New ‘Community Orchard’ germinates in Lents

See how the Malden Court Community Orchard is bringing together neighbors and organizations to create this property where natural abundance is shared …

On a cool November Saturday morning, volunteers are at work planting and cleaning in the Lents neighborhood the new Malden Court Community Orchard.

Story and photos by David F. Ashton

On a disused plot of land owned by the City of Portland, volunteers with Green Lents have worked to create a community orchard on SE Malden Court, just south of SE Flavel Street, adjoining the Springwater Trail.

It all started when neighbors showed an interest in developing the site into a community orchard, smiled Green Lents Volunteer Engagement Coordinator and Design Lead, April Jamison.

Pausing from their activities are Luke Bonham, Jalene Littlejohn holding Jocelyn, Alison Hilkiah, and Green Lents Volunteer Engagement Coordinator & Design Lead April Jamison.

“For the last couple years we’ve gone door-to-door talking with neighbors in the area, asking them what they’d like to see here,” Jamison told East Portland News. “We asked what of things they wanted to have here planted. This includes everything from what kind of fence should surround the area, to the types of trees and plants should be here.”

The result is what they now call the Malden Court Community Orchard – leased to Green Lents on a 10-year renewable lease.

Dozens of volunteers tote and spread mulch, pull weeds, and plant trees, at his new community orchard.

Jamison said about 40 volunteers turned out for the “planting day” on November 21.

“We’re installing all native plants, including a Douglas fir understory,” Jamison said. “And, we’re putting in plants that supply our native pollinators, so part of it will become a Pollinator Habit Enhancement Site. The Community Orchard is based on a regenerative model of food-growing systems inspired by permaculture.”

Volunteer Kyle Linhares hauls a load of wood chips in the Malden Court Community Orchard.
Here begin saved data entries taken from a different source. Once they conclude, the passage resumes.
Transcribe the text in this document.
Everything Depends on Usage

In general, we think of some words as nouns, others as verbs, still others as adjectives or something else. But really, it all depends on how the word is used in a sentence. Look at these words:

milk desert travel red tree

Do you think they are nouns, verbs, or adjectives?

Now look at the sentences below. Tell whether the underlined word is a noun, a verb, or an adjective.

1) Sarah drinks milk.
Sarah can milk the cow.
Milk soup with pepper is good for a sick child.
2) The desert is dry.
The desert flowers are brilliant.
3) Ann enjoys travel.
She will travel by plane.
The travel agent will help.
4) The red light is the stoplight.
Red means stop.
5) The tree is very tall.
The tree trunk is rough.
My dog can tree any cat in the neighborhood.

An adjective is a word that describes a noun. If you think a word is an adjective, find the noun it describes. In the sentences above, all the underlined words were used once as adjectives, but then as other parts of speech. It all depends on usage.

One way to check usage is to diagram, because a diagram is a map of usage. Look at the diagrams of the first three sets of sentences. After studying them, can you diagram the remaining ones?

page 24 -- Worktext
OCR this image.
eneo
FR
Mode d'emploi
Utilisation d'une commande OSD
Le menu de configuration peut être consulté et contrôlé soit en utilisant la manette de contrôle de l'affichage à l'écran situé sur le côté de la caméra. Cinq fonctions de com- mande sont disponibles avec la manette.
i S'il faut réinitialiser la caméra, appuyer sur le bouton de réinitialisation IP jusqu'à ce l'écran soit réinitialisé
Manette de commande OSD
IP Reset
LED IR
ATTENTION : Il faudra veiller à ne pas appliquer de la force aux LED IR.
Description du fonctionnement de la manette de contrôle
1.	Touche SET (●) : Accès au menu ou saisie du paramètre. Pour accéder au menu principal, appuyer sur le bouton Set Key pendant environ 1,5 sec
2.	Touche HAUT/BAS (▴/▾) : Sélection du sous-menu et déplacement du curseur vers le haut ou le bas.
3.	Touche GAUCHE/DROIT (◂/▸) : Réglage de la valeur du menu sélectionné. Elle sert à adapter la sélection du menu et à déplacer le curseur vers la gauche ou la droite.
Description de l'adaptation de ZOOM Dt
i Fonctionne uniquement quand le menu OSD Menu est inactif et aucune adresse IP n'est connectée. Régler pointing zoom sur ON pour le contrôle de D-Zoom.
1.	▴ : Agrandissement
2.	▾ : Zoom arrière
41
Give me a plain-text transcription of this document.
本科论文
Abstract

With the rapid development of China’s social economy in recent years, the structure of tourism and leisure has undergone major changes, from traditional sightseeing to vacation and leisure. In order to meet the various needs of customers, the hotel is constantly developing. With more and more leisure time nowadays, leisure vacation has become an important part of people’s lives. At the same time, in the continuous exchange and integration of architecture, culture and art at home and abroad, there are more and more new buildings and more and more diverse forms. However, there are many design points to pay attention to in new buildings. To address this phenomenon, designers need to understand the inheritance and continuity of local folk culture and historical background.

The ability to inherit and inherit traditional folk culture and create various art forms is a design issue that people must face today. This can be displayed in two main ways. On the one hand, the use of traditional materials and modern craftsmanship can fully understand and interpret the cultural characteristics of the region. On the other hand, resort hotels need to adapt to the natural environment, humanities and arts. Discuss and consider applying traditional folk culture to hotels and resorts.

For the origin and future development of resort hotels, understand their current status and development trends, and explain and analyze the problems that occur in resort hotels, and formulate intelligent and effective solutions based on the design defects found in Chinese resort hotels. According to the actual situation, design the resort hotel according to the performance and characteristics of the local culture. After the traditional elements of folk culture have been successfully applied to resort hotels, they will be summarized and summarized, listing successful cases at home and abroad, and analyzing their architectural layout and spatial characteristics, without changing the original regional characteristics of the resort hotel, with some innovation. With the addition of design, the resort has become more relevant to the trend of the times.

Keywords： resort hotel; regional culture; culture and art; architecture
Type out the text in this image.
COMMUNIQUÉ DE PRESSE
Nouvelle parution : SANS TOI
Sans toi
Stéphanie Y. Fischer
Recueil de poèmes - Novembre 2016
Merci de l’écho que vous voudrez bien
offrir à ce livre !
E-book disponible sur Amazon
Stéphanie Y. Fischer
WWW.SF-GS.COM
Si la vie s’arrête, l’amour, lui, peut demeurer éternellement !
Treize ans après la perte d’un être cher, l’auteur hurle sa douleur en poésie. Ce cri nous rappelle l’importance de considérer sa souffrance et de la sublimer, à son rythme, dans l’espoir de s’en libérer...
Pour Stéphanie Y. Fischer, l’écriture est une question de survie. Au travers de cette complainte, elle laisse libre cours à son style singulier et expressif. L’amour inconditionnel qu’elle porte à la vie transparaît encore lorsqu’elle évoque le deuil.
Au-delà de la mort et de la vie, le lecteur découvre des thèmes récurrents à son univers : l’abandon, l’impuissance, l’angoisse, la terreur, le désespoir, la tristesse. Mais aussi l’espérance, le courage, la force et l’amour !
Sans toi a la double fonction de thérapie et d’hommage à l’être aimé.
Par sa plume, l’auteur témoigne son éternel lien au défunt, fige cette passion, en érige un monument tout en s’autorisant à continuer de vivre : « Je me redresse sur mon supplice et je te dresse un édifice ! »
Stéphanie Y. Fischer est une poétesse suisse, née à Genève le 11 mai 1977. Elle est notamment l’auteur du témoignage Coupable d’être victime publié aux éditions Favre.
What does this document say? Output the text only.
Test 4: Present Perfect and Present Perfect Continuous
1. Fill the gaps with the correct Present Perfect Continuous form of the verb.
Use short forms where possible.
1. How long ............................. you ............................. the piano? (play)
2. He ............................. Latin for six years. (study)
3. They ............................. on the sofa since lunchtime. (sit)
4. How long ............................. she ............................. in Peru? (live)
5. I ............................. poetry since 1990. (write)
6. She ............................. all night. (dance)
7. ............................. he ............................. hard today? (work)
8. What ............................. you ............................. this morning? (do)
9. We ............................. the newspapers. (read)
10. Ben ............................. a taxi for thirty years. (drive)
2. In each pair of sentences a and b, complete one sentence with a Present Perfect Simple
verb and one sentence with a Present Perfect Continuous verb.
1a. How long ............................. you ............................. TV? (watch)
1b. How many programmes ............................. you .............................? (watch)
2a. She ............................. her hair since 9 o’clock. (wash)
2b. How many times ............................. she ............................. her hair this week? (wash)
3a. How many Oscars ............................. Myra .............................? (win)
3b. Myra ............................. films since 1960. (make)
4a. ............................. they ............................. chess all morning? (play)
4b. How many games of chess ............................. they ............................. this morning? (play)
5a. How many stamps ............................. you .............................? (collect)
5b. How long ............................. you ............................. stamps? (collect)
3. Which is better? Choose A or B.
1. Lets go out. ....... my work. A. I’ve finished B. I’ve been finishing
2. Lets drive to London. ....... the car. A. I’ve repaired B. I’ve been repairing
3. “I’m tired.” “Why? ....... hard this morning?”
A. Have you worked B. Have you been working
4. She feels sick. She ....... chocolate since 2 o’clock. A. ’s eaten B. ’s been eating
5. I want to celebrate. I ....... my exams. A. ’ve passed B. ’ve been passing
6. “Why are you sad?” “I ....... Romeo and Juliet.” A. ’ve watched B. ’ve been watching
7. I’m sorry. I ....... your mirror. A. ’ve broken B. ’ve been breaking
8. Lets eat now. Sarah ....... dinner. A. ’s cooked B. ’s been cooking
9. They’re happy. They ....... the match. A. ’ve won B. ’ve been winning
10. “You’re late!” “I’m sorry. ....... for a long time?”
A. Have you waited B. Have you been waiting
They are planting topical orchard trees like apple, plum, Asian pear, and persimmon. “We’ll also have more unconventional ones, like pawpaw. We’ll plant seed berries, currents, gooseberries, and blueberries. Then, we needed to add natives and groundcovers like strawberries, and ferns.”

The Malden Court Community Orchard is an “open forage Community Orchard”, Jamison pointed out. “This means that anybody can come in here [for food] during daylight hours, ending at sunset.

This large group of volunteers makes the work fun and easier at the new community orchard.

“Green Lents is responsible for the site’s maintenance. We welcome volunteers to come for ‘work parties’ every third Saturday, from 9 a.m. until noon,” encouraged Jamison.